Four years ago, the government there ordered the slaughter of millions of cattle to curb the outbreak. But no one knows how many people might have already eaten infected beef; how many people, unknowingly, might now be carrying the disease, which can hide in the body for more that a decade before causing sickness. 

In the United Kingdom, there have been 48 reported deaths from the human form of mad cow disease. But no reported cases in the United States and no reports of infected cows here. 

Is the FDA Overreacting? 

The decision to limit blood donations is bound to scare and confuse many Americans. But this decision is also confusing to some scientists who complain that the FDA is overreacting, that the new policy is not only unnecessary, it might do more harm than good.

One basic criticism is that there is no evidence the human form of this disease can be transmitted through blood transfusions. And none of the 48 deaths in the U.K. has been linked to the blood supply.

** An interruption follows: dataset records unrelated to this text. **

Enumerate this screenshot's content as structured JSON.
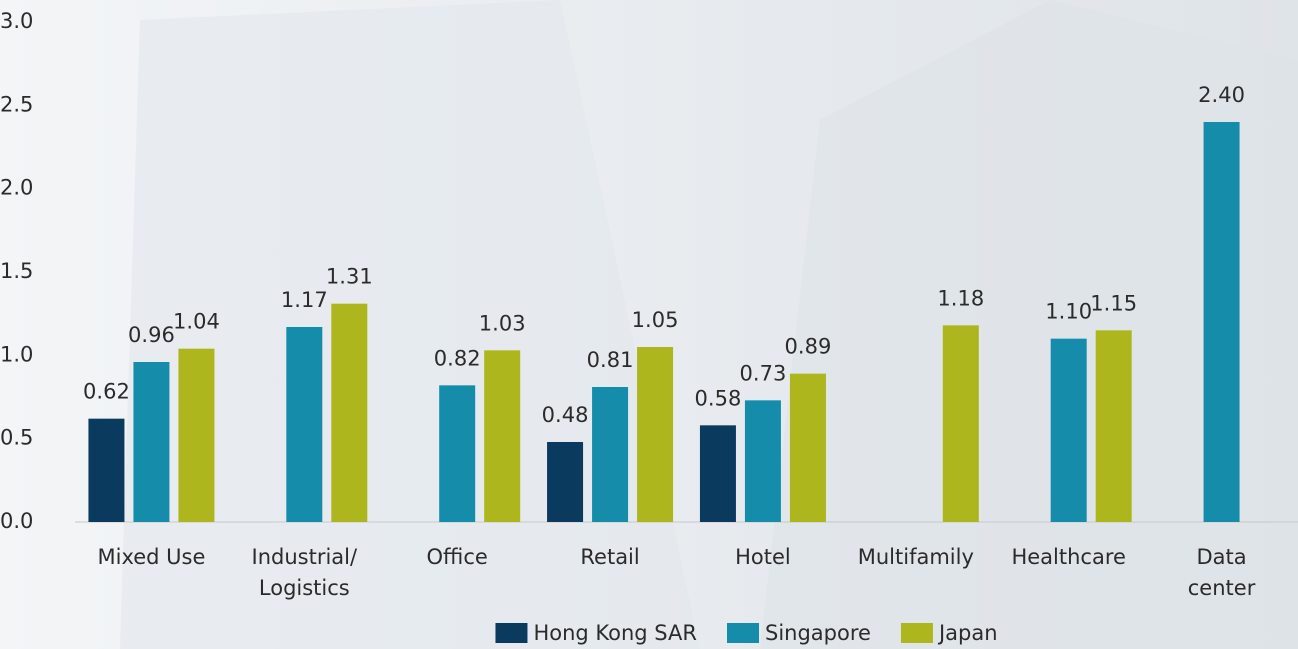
{
  "chart_data": {
    "type": "bar",
    "categories": [
      "Mixed Use",
      "Industrial/\nLogistics",
      "Office",
      "Retail",
      "Hotel",
      "Multifamily",
      "Healthcare",
      "Data\ncenter"
    ],
    "series": [
      {
        "name": "Hong Kong SAR",
        "color": "#0b3a5f",
        "values": [
          0.62,
          null,
          null,
          0.48,
          0.58,
          null,
          null,
          null
        ],
        "value_labels": [
          "0.62",
          null,
          null,
          "0.48",
          "0.58",
          null,
          null,
          null
        ]
      },
      {
        "name": "Singapore",
        "color": "#168cab",
        "values": [
          0.96,
          1.17,
          0.82,
          0.81,
          0.73,
          null,
          1.1,
          2.4
        ],
        "value_labels": [
          "0.96",
          "1.17",
          "0.82",
          "0.81",
          "0.73",
          null,
          "1.10",
          "2.40"
        ]
      },
      {
        "name": "Japan",
        "color": "#adb61c",
        "values": [
          1.04,
          1.31,
          1.03,
          1.05,
          0.89,
          1.18,
          1.15,
          null
        ],
        "value_labels": [
          "1.04",
          "1.31",
          "1.03",
          "1.05",
          "0.89",
          "1.18",
          "1.15",
          null
        ]
      }
    ],
    "ylim": [
      0,
      3
    ],
    "yticks": [
      {
        "value": 0,
        "label": "0.0"
      },
      0.5,
      {
        "value": 1,
        "label": "1.0"
      },
      1.5,
      {
        "value": 2,
        "label": "2.0"
      },
      2.5,
      {
        "value": 3,
        "label": "3.0"
      }
    ],
    "legend": "bottom"
  }
}
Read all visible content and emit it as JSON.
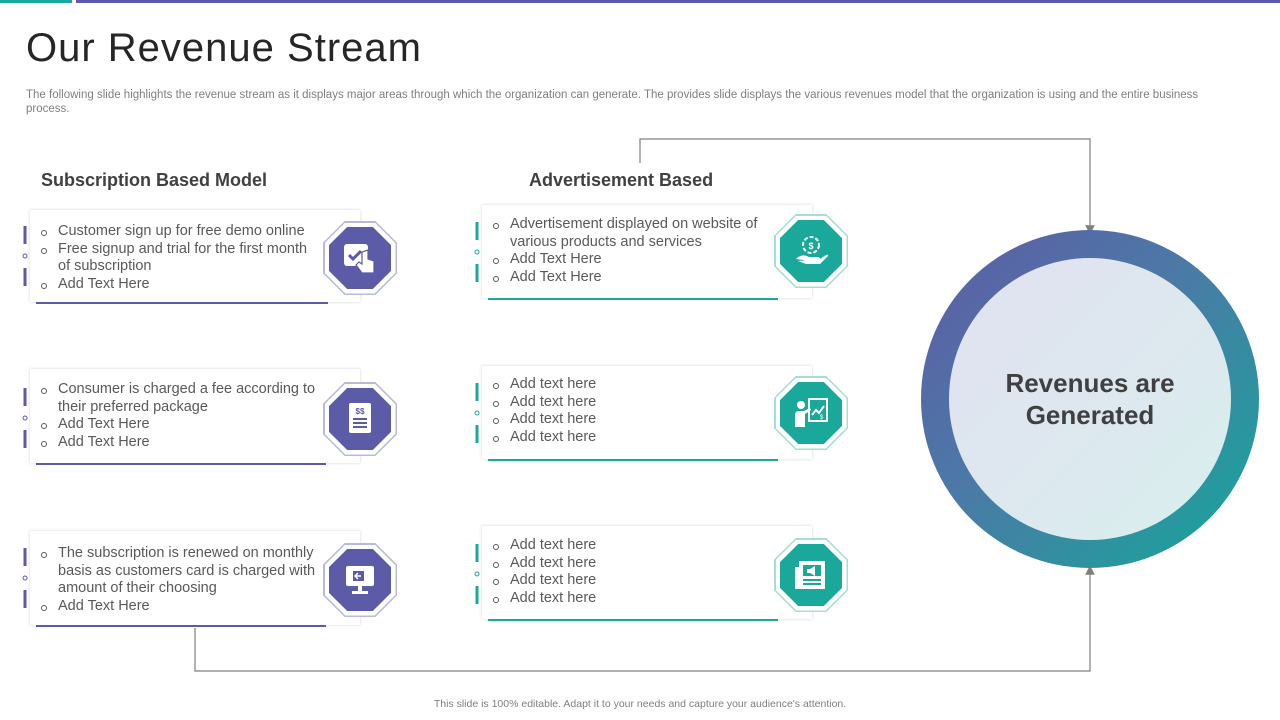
{
  "slide": {
    "title": "Our Revenue Stream",
    "subtitle": "The following slide highlights the revenue stream as it displays major areas through which the organization can generate. The provides slide displays the various revenues model that the organization is using and the entire business process.",
    "footer": "This slide is 100% editable.  Adapt it to your needs and capture your audience's attention."
  },
  "colors": {
    "purple": "#5b5ba8",
    "teal": "#1aa89b",
    "text": "#404040"
  },
  "subscription": {
    "heading": "Subscription Based Model",
    "cards": [
      {
        "icon": "hand-tap-icon",
        "items": [
          "Customer sign up for free demo online",
          "Free signup and trial for the first month of subscription",
          "Add Text Here"
        ]
      },
      {
        "icon": "invoice-dollar-icon",
        "items": [
          "Consumer is charged a fee according to their preferred package",
          "Add Text Here",
          "Add Text Here"
        ]
      },
      {
        "icon": "monitor-card-icon",
        "items": [
          "The subscription is renewed on monthly basis as customers card is charged with amount of their choosing",
          "Add Text Here"
        ]
      }
    ]
  },
  "advertisement": {
    "heading": "Advertisement Based",
    "cards": [
      {
        "icon": "hand-coin-icon",
        "items": [
          "Advertisement displayed on website of various products and services",
          "Add Text Here",
          "Add Text Here"
        ]
      },
      {
        "icon": "presenter-chart-icon",
        "items": [
          "Add text here",
          "Add text here",
          "Add text here",
          "Add text here"
        ]
      },
      {
        "icon": "newspaper-megaphone-icon",
        "items": [
          "Add text here",
          "Add text here",
          "Add text here",
          "Add text here"
        ]
      }
    ]
  },
  "result": {
    "label": "Revenues are Generated"
  }
}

But the FDA says that since no one can totally rule out the possibility, precautions are necessary. 

“There’s a tiny bit of science and a lot of conjecture that something like this potentially could happen,” says George Gray of the Harvard School of Public Health. “There’s nothing hard. There’s nothing sound. We don’t even know if this is a risk to worry about.” 

Need for Consistent Restrictions

Other scientists complain the safeguards are arbitrary.

The ban only applies to people who traveled to the United Kingdom, on the assumption that the longer you were there, the greater the likelihood you ate contaminated beef. 

The problem with that is many people who ate more meat, over less time, can go on giving blood.

“I think it’s not necessarily scientifically or logically based,” says Dr. Laura Manuealidis of the Yale School of Medicine, who is a leading researcher in mad cow type illnesses. “I think it’s very difficult to justify six months vs. a year or three months vs. six months, because I really don’t think we have very hard numbers.”

While there are questions about the benefits of the policy, there’s no question about its cost to people who need blood. 

The American Red Cross estimates it will reduce donations by at least 300,000 pints, or more than 2 percent of the country’s blood supply. This is in a year when there were already predictions of a national shortage. 

“Patients are going to have their surgeries put off … cardiac surgery,” warns Dr. Paul Holland of the Sacramento Blood Center. ‘I know you need your heart fixed, but maybe it can wait until next week or next month.’ Well, you might die waiting for that surgery.”

“But five years from now,” says Brown, “if one looks back and there have been half a dozen cases of disease in the U.S. from blood, there will be heads rolling.”

The FDA has set April 17, 2000 as the deadline for blood banks to begin limiting blood donations.